12 responses to DIY Garden Markers (plus a roundup of other ideas)

  1. You would be pleased to know that the shared space at my new condo includes two square-foot gardens! Although they looked pretty full and I don’t think I’ll make it in this year. Maybe next year! Or maybe I’ll steal my neighbors’ fresh veggies :)

    • Charlotte | livingwellonthecheap February 9, 2012 at 5:51 pm

      That’s awesome! Maybe if you befriend some of your new neighbors you’ll end up getting fresh veggies without the work. I know I had more tomatoes than I could eat last year, even with only a few plants.

      • One nice thing about greens is that they can be harvested at any stage, and the less mature, the better! Did you plant any chard? That seems to be a lot more tolerant of the heat but doesn’t mind the cool temps either.

  2. Great ideas! Thanks! We’re a ways off from planting but cool weather crops can go in a few weeks from now.

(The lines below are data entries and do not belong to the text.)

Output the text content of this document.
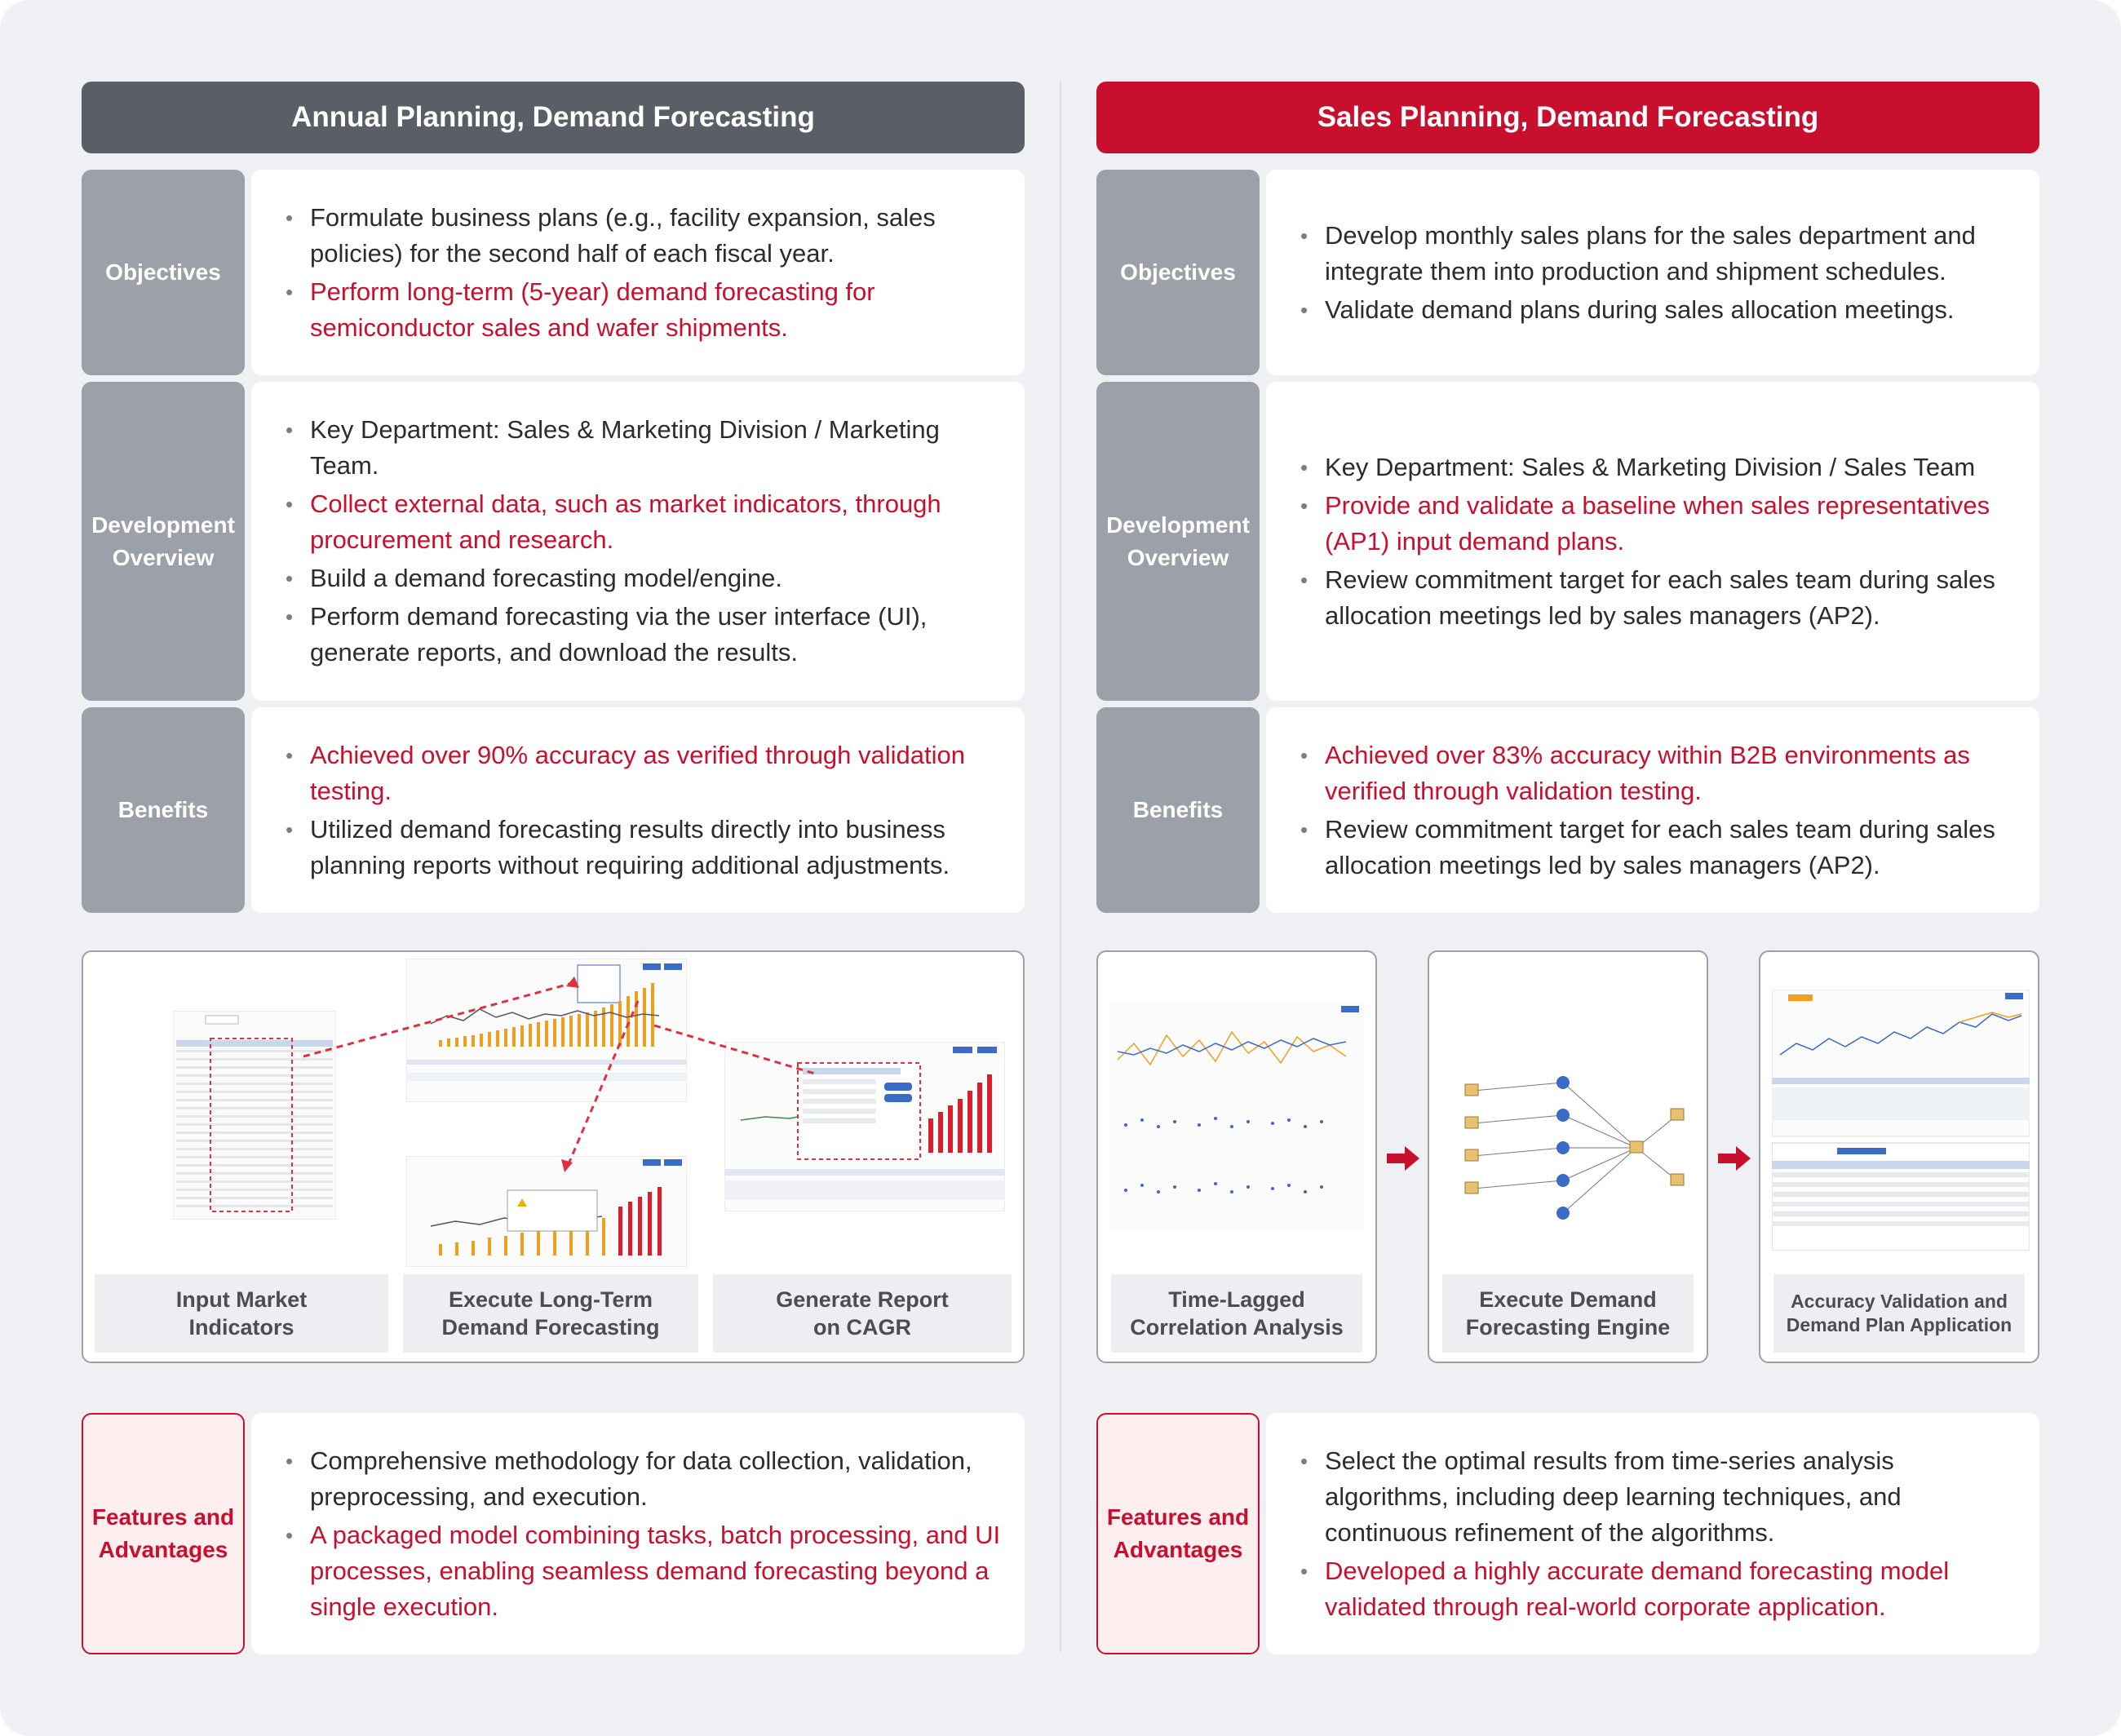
Annual Planning, Demand Forecasting
Objectives
• Formulate business plans (e.g., facility expansion, sales policies) for the second half of each fiscal year.
• Perform long-term (5-year) demand forecasting for semiconductor sales and wafer shipments.
Development
Overview
• Key Department: Sales & Marketing Division / Marketing Team.
• Collect external data, such as market indicators, through procurement and research.
• Build a demand forecasting model/engine.
• Perform demand forecasting via the user interface (UI), generate reports, and download the results.
Benefits
• Achieved over 90% accuracy as verified through validation testing.
• Utilized demand forecasting results directly into business planning reports without requiring additional adjustments.
Input Market
Indicators
Execute Long-Term
Demand Forecasting
Generate Report
on CAGR
Features and
Advantages
• Comprehensive methodology for data collection, validation, preprocessing, and execution.
• A packaged model combining tasks, batch processing, and UI processes, enabling seamless demand forecasting beyond a single execution.
Sales Planning, Demand Forecasting
Objectives
• Develop monthly sales plans for the sales department and integrate them into production and shipment schedules.
• Validate demand plans during sales allocation meetings.
Development
Overview
• Key Department: Sales & Marketing Division / Sales Team
• Provide and validate a baseline when sales representatives (AP1) input demand plans.
• Review commitment target for each sales team during sales allocation meetings led by sales managers (AP2).
Benefits
• Achieved over 83% accuracy within B2B environments as verified through validation testing.
• Review commitment target for each sales team during sales allocation meetings led by sales managers (AP2).
Time-Lagged
Correlation Analysis
Execute Demand
Forecasting Engine
Accuracy Validation and
Demand Plan Application
Features and
Advantages
• Select the optimal results from time-series analysis algorithms, including deep learning techniques, and continuous refinement of the algorithms.
• Developed a highly accurate demand forecasting model validated through real-world corporate application.
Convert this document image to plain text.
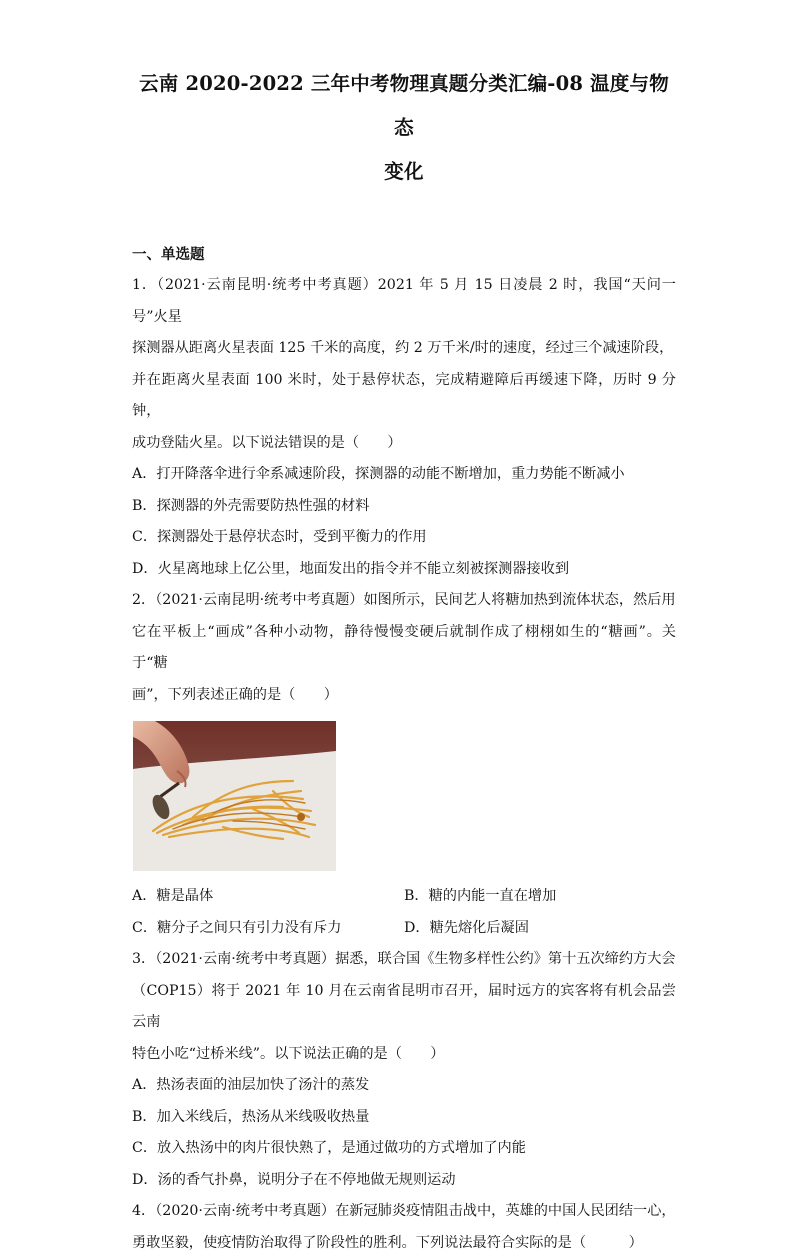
云南 2020-2022 三年中考物理真题分类汇编-08 温度与物态
变化
一、单选题
1．（2021·云南昆明·统考中考真题）2021 年 5 月 15 日凌晨 2 时，我国“天问一号”火星
探测器从距离火星表面 125 千米的高度，约 2 万千米/时的速度，经过三个减速阶段，
并在距离火星表面 100 米时，处于悬停状态，完成精避障后再缓速下降，历时 9 分钟，
成功登陆火星。以下说法错误的是（　　）
A．打开降落伞进行伞系减速阶段，探测器的动能不断增加，重力势能不断减小
B．探测器的外壳需要防热性强的材料
C．探测器处于悬停状态时，受到平衡力的作用
D．火星离地球上亿公里，地面发出的指令并不能立刻被探测器接收到
2．（2021·云南昆明·统考中考真题）如图所示，民间艺人将糖加热到流体状态，然后用
它在平板上“画成”各种小动物，静待慢慢变硬后就制作成了栩栩如生的“糖画”。关于“糖
画”，下列表述正确的是（　　）
A．糖是晶体	B．糖的内能一直在增加
C．糖分子之间只有引力没有斥力	D．糖先熔化后凝固
3．（2021·云南·统考中考真题）据悉，联合国《生物多样性公约》第十五次缔约方大会
（COP15）将于 2021 年 10 月在云南省昆明市召开，届时远方的宾客将有机会品尝云南
特色小吃“过桥米线”。以下说法正确的是（　　）
A．热汤表面的油层加快了汤汁的蒸发
B．加入米线后，热汤从米线吸收热量
C．放入热汤中的肉片很快熟了，是通过做功的方式增加了内能
D．汤的香气扑鼻，说明分子在不停地做无规则运动
4．（2020·云南·统考中考真题）在新冠肺炎疫情阻击战中，英雄的中国人民团结一心，
勇敢坚毅，使疫情防治取得了阶段性的胜利。下列说法最符合实际的是（　　　）
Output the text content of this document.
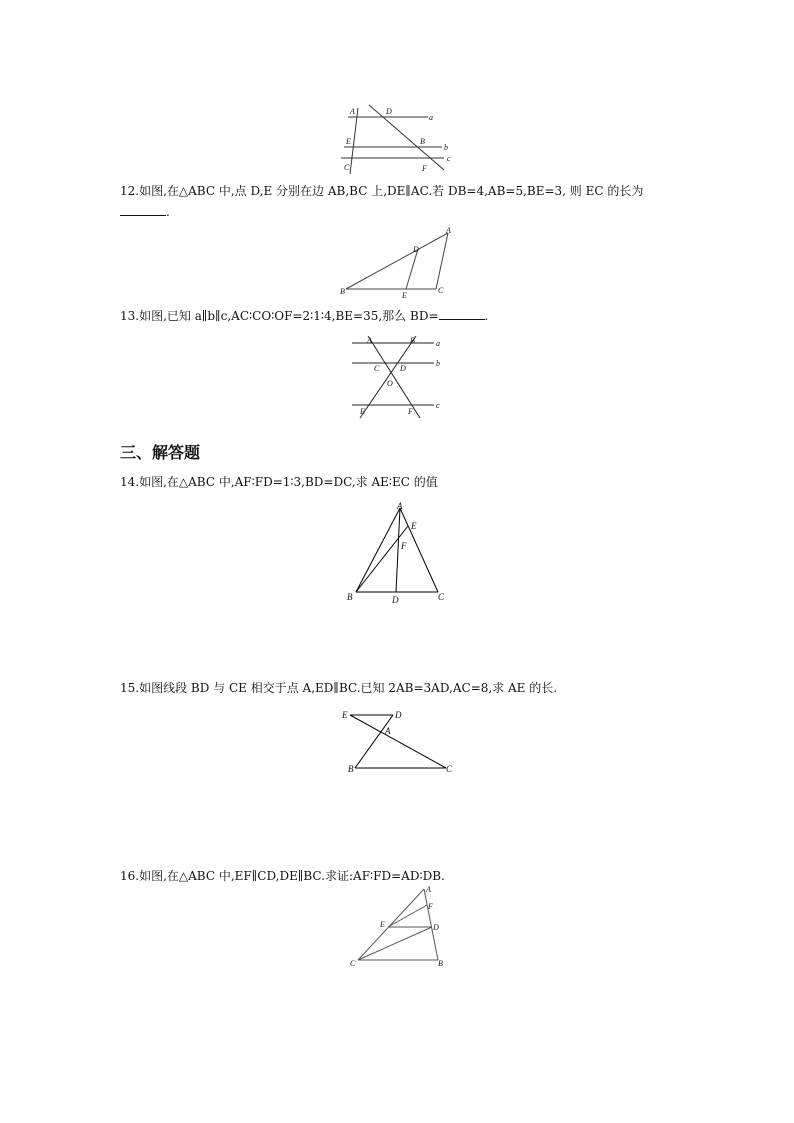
A	D
a
E	B
b
C	F
c
12.如图,在△ABC 中,点 D,E 分别在边 AB,BC 上,DE∥AC.若 DB=4,AB=5,BE=3, 则 EC 的长为
.
A
D
B	E
C
13.如图,已知 a∥b∥c,AC∶CO∶OF=2∶1∶4,BE=35,那么 BD=	.
A	B	a
C	D
b
O
E	F
c
三、解答题
14.如图,在△ABC 中,AF∶FD=1∶3,BD=DC,求 AE∶EC 的值
A
E
F
B	D	C
15.如图线段 BD 与 CE 相交于点 A,ED∥BC.已知 2AB=3AD,AC=8,求 AE 的长.
E	D
A
B	C
16.如图,在△ABC 中,EF∥CD,DE∥BC.求证:AF∶FD=AD∶DB.
A
F
E	D
C	B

    • Charlotte | livingwellonthecheap February 9, 2012 at 5:53 pm

      Very exciting! I think I may have actually missed the boat on cool weather crops this year. I put in some spinach and lettuce the other day but I don’t know of they’ll make it to maturity before it gets too warm.

  3. I will indeed put this idea in my pocket for later. If spring ever comes to Illinois, I hope I will get a chance to use it.

    • Charlotte | livingwellonthecheap February 9, 2012 at 7:15 pm

      Yay! I’m sure spring will make its way to you eventually. In I guess about 5 more weeks according to Punxsutawney Phil.

  4. Oh I like this. I’ve just used popsicle sticks in the past, but this looks like an even cheaper (free) solution. I won’t be able to plant anything up here until Mayish. It frosts so late up here sometimes!

    • Charlotte | livingwellonthecheap February 10, 2012 at 4:13 pm

      May! That’s when I harvested my tomatoes last year! Then by June or so it’s too hot down here to grow much of anything, unless you want to be out watering it twice a day.